Economy

Private Banks Excel In Twin Touchstones: Deposits And Lending Without Mishaps

S Murlidharan

Mar 17, 2021, 10:49 PM | Updated 10:49 PM IST


 INDRANIL MUKHERJEE/AFP/GettyImages
INDRANIL MUKHERJEE/AFP/GettyImages
  • When you attract deposits and lend judiciously without mishap it translates into profits.
  • The Modi government has clearly set out a clear road map.
  • One hopes the two-day strike by employees of public sector banks (PSBs) with dark hints of more to come does not deter the Union government from its determination to privatise PSBs.

    To be sure, the government did not entirely cave in to the demands of the agitating farmers by staying firm on not withdrawing the three farm bills but its offer to keep them in suspended animation for 18 months showed signs of cracking up if not of pusillanimity in the government.

    While self-preservation is at the base of the strike, the unions are right in cautioning the government against defaulters becoming owners.

    Under the Insolvency and Bankruptcy Code (IBC), the government had struck against this perverted stratagem after defaulting promoters tried to get back into the saddle by bidding for controlling interest in the companies whose ruination they had presided over.

    Likewise, the government should keep defaulters away from bidding for controlling interest in PSBs.

    Apart from this, all other fulminations of bank unions are to continue with the status quo — laidback working style, overstaffing, pay unrelated to performance, job security till retirement and what have you.

    A Centre for Monitoring Indian Economy (CMIE) report shows the lending by PSBs as a proportion of overall lending peaked in March 2010, at 75.12 per cent.

    Since then, the lending carried out by PSBs as a proportion of overall lending has been going down the hill, and as of September 2020, it had stood at 57.31 per cent.

    The private banks obviously have stepped into the breach. And on the other side of the bread (lending and deposits are bread and butter, operations of banks), the proportion of banking deposits with PSBs peaked at a high of 74.76 per cent in March 2012.

    Since then, the proportion has been going down and stood at 62.18 per cent as of September 2020. The loss of deposits business has not been as precipitous for PSBs as the loss of lending business obviously because episodes like Yes Bank loan frauds have shaken the confidence of depositors many of who still set store by the safety of government banks.

    The Narendra Modi government seems to have got its act together insofar as reversing Indira Gandhi’s 1969 policy of bank nationalisation is concerned.

    First in 2019 it consolidated 10 PSBs into four. Now it has started the process of privatisation of banks with two PSBs — not figuring in the consolidated banks category—becoming candidates for privatisation in the financial year 2021-22 apart from privatisation of IDBI bank which is owned substantially by the life insurance behemoth LIC.

    The privatisation of these three PSBs is expected to result in inflow of Rs 1.75 lakh crore which would be a welcome infusion to bankroll health, education and other welfare programmes thus marking a retreat from the never-ending annual ritual of fresh capitalisation of banks, euphemism for the follow up act after bad loans are written off.

    PSBs will be nursing a whopping 13.5 per cent non-performing assets (NPA) in their books as of 30 September 2021 partly due to the massive Rs 3 lakh crore free for all loan disbursements to the MSME micro, small and medium enterprises (MSME) sector to tide over the lockdown blues, worries the RBI.
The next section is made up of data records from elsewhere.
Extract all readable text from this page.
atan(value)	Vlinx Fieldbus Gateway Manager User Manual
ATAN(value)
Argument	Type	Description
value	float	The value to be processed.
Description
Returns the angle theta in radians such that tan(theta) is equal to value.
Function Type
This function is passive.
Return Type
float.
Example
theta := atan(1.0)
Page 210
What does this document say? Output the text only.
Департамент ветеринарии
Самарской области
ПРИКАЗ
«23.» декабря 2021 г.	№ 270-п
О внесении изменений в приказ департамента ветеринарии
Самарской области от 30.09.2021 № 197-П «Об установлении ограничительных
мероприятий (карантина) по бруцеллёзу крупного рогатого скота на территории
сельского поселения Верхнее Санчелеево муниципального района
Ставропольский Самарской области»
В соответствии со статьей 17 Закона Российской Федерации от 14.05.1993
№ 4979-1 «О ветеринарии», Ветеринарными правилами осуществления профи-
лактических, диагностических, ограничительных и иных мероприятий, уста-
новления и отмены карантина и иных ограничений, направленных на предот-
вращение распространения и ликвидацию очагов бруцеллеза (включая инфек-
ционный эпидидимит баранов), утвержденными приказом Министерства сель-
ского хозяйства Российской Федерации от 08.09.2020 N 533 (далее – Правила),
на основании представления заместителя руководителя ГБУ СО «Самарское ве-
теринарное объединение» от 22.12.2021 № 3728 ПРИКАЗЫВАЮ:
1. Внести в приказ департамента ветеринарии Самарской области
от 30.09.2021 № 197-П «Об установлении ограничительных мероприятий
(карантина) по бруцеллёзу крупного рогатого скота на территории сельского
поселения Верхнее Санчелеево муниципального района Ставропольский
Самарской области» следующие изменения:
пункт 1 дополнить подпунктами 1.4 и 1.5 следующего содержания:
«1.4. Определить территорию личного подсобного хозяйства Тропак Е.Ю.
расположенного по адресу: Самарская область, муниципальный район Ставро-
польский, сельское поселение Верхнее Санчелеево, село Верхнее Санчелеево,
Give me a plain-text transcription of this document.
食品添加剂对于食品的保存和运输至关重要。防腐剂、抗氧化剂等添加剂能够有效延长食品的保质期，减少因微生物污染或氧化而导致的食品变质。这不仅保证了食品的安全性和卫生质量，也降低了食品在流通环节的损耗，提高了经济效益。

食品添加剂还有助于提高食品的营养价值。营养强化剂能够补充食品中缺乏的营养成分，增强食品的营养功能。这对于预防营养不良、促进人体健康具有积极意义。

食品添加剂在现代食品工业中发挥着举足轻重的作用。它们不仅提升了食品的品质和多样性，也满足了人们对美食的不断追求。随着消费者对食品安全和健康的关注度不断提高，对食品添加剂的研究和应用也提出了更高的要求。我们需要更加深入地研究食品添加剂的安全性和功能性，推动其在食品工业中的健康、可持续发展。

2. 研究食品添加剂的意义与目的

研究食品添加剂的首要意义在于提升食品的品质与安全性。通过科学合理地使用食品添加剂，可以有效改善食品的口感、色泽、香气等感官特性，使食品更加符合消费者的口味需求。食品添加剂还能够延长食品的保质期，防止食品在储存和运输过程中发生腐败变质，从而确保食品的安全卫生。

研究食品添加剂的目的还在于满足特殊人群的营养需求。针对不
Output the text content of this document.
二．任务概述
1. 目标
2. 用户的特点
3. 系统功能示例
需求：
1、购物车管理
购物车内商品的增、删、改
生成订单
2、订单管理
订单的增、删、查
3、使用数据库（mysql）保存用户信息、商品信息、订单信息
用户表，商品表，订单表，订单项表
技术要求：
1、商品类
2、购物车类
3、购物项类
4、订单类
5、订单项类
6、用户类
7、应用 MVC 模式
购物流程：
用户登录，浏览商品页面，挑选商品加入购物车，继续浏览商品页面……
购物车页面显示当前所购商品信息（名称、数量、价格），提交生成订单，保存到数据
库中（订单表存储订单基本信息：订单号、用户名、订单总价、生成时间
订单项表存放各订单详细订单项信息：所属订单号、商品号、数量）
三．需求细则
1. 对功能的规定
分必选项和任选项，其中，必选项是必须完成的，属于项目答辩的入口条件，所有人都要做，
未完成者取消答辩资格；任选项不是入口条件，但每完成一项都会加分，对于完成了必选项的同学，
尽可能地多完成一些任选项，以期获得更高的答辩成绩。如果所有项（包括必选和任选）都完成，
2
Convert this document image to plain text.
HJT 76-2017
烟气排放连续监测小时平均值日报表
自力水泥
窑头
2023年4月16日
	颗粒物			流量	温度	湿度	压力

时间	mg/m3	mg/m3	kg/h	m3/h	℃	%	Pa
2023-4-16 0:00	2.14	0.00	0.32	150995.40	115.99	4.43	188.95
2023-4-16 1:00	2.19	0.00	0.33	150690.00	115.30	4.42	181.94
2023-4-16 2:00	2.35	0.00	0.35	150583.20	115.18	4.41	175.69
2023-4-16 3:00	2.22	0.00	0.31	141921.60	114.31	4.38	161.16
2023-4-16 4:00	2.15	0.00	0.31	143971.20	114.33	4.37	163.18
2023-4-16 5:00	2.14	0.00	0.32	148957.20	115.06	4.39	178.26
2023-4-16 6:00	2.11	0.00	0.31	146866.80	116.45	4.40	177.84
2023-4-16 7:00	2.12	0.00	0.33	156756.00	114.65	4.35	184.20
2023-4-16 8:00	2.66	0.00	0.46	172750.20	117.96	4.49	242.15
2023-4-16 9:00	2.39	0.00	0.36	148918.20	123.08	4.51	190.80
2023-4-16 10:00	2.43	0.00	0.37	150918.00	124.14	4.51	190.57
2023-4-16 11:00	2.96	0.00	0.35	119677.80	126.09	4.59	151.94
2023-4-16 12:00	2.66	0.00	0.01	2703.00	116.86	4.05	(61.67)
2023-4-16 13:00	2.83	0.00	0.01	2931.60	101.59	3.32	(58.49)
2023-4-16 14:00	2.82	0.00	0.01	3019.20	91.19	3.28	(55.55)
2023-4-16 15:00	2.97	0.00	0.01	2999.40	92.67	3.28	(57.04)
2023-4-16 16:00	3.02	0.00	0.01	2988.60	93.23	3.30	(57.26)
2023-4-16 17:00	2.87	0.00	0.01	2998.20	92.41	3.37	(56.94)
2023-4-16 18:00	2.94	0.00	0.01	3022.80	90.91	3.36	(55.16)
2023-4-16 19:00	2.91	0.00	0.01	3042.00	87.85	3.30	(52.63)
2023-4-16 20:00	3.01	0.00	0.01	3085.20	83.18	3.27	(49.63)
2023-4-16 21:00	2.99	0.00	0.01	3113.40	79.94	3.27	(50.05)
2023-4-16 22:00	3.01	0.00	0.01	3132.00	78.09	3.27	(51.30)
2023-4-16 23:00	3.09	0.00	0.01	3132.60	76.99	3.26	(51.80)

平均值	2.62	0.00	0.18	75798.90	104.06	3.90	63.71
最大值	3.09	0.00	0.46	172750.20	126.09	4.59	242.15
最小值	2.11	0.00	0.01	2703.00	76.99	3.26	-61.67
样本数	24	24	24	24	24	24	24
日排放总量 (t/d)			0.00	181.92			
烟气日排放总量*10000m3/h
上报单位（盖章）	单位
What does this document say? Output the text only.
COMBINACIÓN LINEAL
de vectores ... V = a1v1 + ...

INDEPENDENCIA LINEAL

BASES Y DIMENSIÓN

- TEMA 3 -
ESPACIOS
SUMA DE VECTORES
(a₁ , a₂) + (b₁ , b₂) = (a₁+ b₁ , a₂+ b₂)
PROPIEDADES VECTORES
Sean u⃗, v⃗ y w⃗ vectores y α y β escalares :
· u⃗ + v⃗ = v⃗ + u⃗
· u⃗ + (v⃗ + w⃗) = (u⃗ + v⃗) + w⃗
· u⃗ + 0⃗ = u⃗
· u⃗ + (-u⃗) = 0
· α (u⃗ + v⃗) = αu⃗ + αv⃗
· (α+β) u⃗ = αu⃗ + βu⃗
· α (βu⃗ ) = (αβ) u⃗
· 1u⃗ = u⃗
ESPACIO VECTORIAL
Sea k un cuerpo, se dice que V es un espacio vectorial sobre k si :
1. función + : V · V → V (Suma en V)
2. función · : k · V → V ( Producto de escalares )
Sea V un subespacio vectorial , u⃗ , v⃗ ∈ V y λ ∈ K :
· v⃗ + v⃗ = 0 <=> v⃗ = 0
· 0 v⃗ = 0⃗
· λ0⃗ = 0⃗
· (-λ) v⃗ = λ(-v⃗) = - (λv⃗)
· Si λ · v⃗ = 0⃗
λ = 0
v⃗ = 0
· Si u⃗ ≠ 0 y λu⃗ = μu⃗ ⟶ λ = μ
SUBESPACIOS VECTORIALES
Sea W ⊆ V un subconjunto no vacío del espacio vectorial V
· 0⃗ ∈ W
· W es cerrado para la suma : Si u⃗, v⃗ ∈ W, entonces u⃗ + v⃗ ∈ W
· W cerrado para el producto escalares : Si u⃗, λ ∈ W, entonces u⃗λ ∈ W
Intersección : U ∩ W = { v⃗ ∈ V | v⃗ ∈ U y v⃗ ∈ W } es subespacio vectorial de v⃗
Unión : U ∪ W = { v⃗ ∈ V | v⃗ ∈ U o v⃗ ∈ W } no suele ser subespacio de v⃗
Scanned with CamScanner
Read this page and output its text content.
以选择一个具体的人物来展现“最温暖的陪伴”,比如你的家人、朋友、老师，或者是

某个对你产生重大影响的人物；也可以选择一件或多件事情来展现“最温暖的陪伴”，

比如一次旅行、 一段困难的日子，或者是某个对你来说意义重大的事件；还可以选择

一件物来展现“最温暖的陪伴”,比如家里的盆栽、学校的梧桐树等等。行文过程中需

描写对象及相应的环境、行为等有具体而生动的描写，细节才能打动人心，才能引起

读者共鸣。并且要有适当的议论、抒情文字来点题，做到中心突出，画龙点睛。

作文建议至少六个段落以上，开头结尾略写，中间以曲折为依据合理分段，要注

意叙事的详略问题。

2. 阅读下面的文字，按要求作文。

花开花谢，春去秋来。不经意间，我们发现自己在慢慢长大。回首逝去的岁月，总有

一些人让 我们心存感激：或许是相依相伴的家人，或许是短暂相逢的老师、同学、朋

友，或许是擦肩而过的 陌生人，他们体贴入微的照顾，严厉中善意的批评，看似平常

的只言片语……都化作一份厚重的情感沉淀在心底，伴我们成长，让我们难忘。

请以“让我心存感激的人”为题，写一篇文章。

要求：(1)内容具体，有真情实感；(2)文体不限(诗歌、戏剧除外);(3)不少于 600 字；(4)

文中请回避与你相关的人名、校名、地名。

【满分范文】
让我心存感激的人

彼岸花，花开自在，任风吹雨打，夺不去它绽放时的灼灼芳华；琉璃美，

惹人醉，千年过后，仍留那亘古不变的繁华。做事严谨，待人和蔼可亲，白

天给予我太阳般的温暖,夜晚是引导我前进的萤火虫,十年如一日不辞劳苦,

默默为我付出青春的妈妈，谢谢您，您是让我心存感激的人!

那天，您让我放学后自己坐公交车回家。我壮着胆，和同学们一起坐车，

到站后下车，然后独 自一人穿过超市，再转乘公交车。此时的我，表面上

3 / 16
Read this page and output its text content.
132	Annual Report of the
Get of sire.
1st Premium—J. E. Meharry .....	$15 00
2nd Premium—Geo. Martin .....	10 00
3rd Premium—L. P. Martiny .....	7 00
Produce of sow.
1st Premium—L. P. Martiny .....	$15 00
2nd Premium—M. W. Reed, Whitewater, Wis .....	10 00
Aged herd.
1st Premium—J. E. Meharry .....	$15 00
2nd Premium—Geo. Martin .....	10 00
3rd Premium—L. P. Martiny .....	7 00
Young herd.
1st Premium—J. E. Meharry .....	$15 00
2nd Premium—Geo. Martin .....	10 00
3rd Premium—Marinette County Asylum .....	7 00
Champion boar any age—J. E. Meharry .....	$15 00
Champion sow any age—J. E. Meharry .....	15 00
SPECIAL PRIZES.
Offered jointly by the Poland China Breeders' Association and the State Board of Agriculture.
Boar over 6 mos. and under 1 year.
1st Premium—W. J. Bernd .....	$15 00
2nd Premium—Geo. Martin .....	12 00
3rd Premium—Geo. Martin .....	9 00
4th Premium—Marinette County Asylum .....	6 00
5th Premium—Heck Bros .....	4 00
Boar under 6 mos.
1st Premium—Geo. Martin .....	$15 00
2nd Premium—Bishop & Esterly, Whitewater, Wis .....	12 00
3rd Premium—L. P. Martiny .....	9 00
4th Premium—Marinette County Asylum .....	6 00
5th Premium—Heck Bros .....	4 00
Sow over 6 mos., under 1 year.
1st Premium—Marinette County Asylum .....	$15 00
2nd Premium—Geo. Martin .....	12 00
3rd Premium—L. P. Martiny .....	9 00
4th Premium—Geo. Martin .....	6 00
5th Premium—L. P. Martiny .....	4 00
    Contrast this with the NPA of 2.3 per cent of the five big private banks that hog 75 per cent of the private banking space though it is feared that their NPAs could double to 5 per cent thanks once again to the Covid blues.

    Private banks trump over PSBs mainly because they are lean and mean. They are not bedeviled by behest lending which characterised PSBs under the United Progressive Alliance (UPA) rule as eloquently brought out by Prime Minister Modi when he gave a whole new meaning to phone banking in a pejorative sense. Of course, Yes Bank stood out as a rogue bank with its promoter Rana Kapoor alleged to have cast caution to winds and lent to the riskiest businesses and his cronies.

    When you attract deposits (Kotak’s USP was 6 per cent savings bank interest till Corona spoiled the party for its depositors) and lend judiciously without mishap it translates into profits.

    The Modi government has clearly set out a clear road map— reversing Indira Gandhi’s nationalisation plank. Priority sector lending together with behest lending has rung the death knell of the PSBs almost half century after banking came substantially under the government sector.